The Negro Speaks of Rivers



… she, sable in a stable born or some such as Mister would provide for a fecund mother and maybe his “wife” she, daughter of the Nubian civilized night in times when old Pharaoh and his ilk (and his damn slaves too) up in Egypt land were still trying to figure out how to turn that straw into bricks and that reed weed in paper, daughter of the long flow Nile mother of waters in ancient times she, daughter of ancient Mother Africa, Africa before the international slavers came to breakup tribal bonds, break up families and cast seed to the winds, she, Hattie, Aunt Betty, Sarah, Lettie, she, no proud names now but some sour Missy given, she/they now of the Yazoo in the dark Mississippi night (dark for her not giving a damn about Mister’s best 28,000 acres of the best bottomland in the state and his night time crawls), sat washing sheets (and other dirtied wear too but sweated, unfurled sheets first made of fine cool linen as she could feel as she braced the two gentle stones between the folds), riverbank washing sheets (washing sheets for Mister, Missy, Mister Luke, Miss Sarah and old rowdy Mister’s high yella in Jackson, Mona, damn she was the worse by far wanting two sets of sheets to bounce Mister’s lusts) like one thousand generation washing womenfolk forbear crashing ancient stones to bleed the dirt from some exertions she, and wistfully dreaming freedom dreams, small town freedom dreams like Cousin Eddy escaped and followed the Northern star, followed his dreams away from tortured rivers, and away from white sheet sprawls. Dreaming, back to Africa dreaming heard around sullen camp fires with too little wood to keep the devil away and a body dry and warm and in broken down cabins not fit for Mister’s horses (little knowing that some Mister up North and his brethren were chain slaving thoughts of shipping her brethren, Cousin Eddy in that small town for one, back to that strange land that disturbed her sleep, dreaming fourth, or was it fifth generation dreaming of breaking out of Yazoo mucks, of endless dawn to dusk toils, and of unspoken, unspeakable Mister riverbank wants.
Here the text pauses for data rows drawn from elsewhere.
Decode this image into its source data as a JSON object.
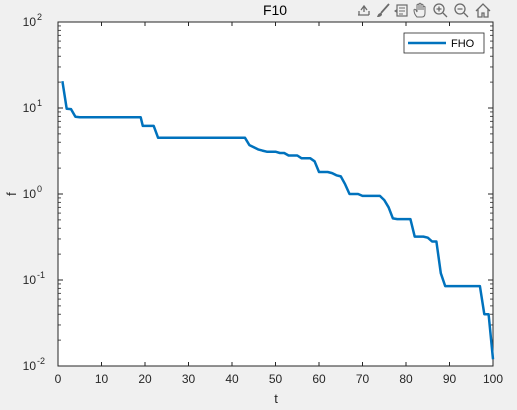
{
  "toolbar": {
    "icons": [
      "export-icon",
      "brush-icon",
      "datatip-icon",
      "pan-icon",
      "zoom-in-icon",
      "zoom-out-icon",
      "home-icon"
    ]
  },
  "colors": {
    "background": "#f0f0f0",
    "axes_face": "#ffffff",
    "series": "#0072bd"
  },
  "chart_data": {
    "type": "line",
    "title": "F10",
    "xlabel": "t",
    "ylabel": "f",
    "xlim": [
      0,
      100
    ],
    "ylim": [
      0.01,
      100
    ],
    "yscale": "log",
    "grid": false,
    "legend_position": "top-right",
    "x_ticks": [
      "0",
      "10",
      "20",
      "30",
      "40",
      "50",
      "60",
      "70",
      "80",
      "90",
      "100"
    ],
    "y_ticks": [
      {
        "base": "10",
        "exp": "-2"
      },
      {
        "base": "10",
        "exp": "-1"
      },
      {
        "base": "10",
        "exp": "0"
      },
      {
        "base": "10",
        "exp": "1"
      },
      {
        "base": "10",
        "exp": "2"
      }
    ],
    "series": [
      {
        "name": "FHO",
        "x": [
          1,
          2,
          3,
          4,
          5,
          10,
          15,
          19,
          19.5,
          20,
          21,
          22,
          23,
          30,
          35,
          40,
          43,
          44,
          45,
          46,
          47,
          48,
          49,
          50,
          51,
          52,
          53,
          54,
          55,
          56,
          57,
          58,
          59,
          60,
          61,
          62,
          63,
          64,
          65,
          66,
          67,
          68,
          69,
          70,
          71,
          72,
          73,
          74,
          75,
          76,
          77,
          78,
          79,
          80,
          81,
          82,
          83,
          84,
          85,
          86,
          87,
          88,
          89,
          90,
          95,
          97,
          98,
          99,
          100
        ],
        "y": [
          20.5,
          9.8,
          9.7,
          7.9,
          7.8,
          7.8,
          7.8,
          7.8,
          6.2,
          6.2,
          6.2,
          6.2,
          4.5,
          4.5,
          4.5,
          4.5,
          4.5,
          3.7,
          3.5,
          3.3,
          3.2,
          3.1,
          3.1,
          3.1,
          3.0,
          3.0,
          2.8,
          2.8,
          2.8,
          2.6,
          2.6,
          2.6,
          2.4,
          1.8,
          1.8,
          1.8,
          1.75,
          1.65,
          1.6,
          1.3,
          1.0,
          1.0,
          1.0,
          0.95,
          0.95,
          0.95,
          0.95,
          0.95,
          0.85,
          0.7,
          0.52,
          0.51,
          0.51,
          0.51,
          0.51,
          0.32,
          0.32,
          0.32,
          0.31,
          0.28,
          0.28,
          0.12,
          0.085,
          0.085,
          0.085,
          0.085,
          0.04,
          0.04,
          0.012
        ]
      }
    ]
  }
}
But mostly she dreamed of Toby, of freedom river Toby, her oldest, now this night six months fled, now river fled north, north by the guiding light, north from what the tom toms called, what that other Mister, the train conductor Mister called, the underground river, the river up from Yazoo mucks, up from Mississippi Delta stilts, up to Cairo town waters, yah, up that freedom river like some ancient Nile freedom from pharaoh lashes, from hot suns, from dusty, white, white until you hated the sight of white, bottom land cotton and then move.

And now, just now while daydream wondering where in this wicked old Mister world her beloved Toby was, her thoughts turned to Bob, her thirteen year old come summer Bob standing not a hundred yards from her putting those damn sheets to dry, singing softy about old pharaoh times, about Red Sea parting times, about, and this caused her panic, following the drinking gourd, following she knew the guiding light north, away from Yazoo mucks, and Mississippi silts. She knew, knew deep in her bones that some night, and it would not be long, her Bob too would be other Mister- headed Cairo town bound and that she would have two wonders, two wonders to think of every time she came, one thousand womenfolk generation washing, washing Mister’s sheets in Yazoo mucks.

Little did she know, Miss Hattie , Aunt Betty, Miss Sarah, Miss Lettie know, that not far from Yazoo rivers, one Toby X (let’s not call him some Mister name, some misname, but know he was the son of those sweet Yazoo River washings, and so know a man had been born, was part of the crew on a pilot boat attached to old Mister General Billy Sherman’s bummers and was raising hell with Mister’s kindred and that before long, all Union blue-capped and uniform yellow-striped, he would be heading toward Yazoo rivers too.



Negro Speaks Of Rivers

I've known rivers:


I've known rivers ancient as the world and older than the

flow of human blood in human veins

My soul has grown deep like the rivers.

I bathed in the Euphrates when dawns were young

I built my hut near the Congo and it lulled me to sleep.

I looked upon the Nile and raised the pyramids above it.

I heard the singing of the Mississippi when Abe Lincoln

went down to New Orleans, and I've seen its muddy

bosom turn all golden in the sunset

I've known rivers:

Ancient, dusky rivers.

My soul has grown deep like the rivers.